How to Calculate Inter-rater Reliability
The term inter-rater reliability describes the amount of agreement between multiple raters or judges. Using an inter-rater reliability formula provides a consistent way to determine the level of consensus among judges. This allows people to gauge just how reliable both the judges and the ratings that they give are in any given situation. Too little consensus often indicates that the criteria on which the judges base their ratings need to be changed.
Type the ratings into a text document. Each rating should be preceded by a judge identifier such as a judge name or numeral. A comma and a single space should seperate this judge identifier from the rating, and each rating should occupy a new line. If you have more than one rating per judge, these additional ratings should occupy a new line as well.
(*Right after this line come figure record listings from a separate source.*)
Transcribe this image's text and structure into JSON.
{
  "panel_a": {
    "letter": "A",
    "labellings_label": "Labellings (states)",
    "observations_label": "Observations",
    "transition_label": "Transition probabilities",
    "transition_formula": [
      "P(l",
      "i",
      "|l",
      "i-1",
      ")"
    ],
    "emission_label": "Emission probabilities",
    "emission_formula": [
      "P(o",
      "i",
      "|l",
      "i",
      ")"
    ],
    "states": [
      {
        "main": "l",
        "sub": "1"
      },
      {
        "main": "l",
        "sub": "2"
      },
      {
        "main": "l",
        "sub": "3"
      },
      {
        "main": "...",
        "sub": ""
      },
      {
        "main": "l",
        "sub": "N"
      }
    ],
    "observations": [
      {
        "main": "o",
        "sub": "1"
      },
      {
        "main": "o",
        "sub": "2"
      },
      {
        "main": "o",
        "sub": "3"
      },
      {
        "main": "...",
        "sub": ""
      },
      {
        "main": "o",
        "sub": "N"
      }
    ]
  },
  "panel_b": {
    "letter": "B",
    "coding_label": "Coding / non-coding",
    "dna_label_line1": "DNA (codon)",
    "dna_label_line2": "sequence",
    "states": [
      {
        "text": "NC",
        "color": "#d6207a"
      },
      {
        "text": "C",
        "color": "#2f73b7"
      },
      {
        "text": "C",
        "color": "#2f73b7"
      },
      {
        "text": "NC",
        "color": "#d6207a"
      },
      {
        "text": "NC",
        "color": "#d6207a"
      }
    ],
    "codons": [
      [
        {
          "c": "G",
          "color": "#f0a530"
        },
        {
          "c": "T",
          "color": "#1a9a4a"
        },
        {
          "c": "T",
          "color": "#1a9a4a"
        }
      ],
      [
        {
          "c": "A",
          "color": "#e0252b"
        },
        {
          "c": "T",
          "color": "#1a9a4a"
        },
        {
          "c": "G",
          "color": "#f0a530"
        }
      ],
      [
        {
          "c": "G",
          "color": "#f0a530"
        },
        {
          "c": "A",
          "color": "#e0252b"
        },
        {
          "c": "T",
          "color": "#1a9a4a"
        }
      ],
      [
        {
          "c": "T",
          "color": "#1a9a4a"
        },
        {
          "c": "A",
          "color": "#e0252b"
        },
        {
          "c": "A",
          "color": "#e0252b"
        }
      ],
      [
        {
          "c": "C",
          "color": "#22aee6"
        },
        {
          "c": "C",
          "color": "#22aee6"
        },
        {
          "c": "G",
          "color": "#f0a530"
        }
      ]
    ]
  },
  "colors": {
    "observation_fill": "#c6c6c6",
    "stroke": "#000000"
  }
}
Example: Doug, 6 Doug, 7 Beth, 6 Sam, 9 Ben, 8
Save the text document to your computer.
Go to the Inter-rater Reliability Calculator listed in the Resources.
Scroll to the middle of the page where it says "Specify the text file with ratings" and click "Browse".
Select the text document you saved in Step 2.
Select the number of raters from the scroll down menu next to the browse button.
- The reliability of the ratings should be calculated at somewhere between 0 and 1, with 1 being a high degree of reliability and 0 being no reliability.
- By translating qualitative measurements (e.g., bad, neutral and good) into quantitative ones (e.g., 1, 2 and 3), you can use this same method to measure the inter-rater reliability of non-numerical ratings as well.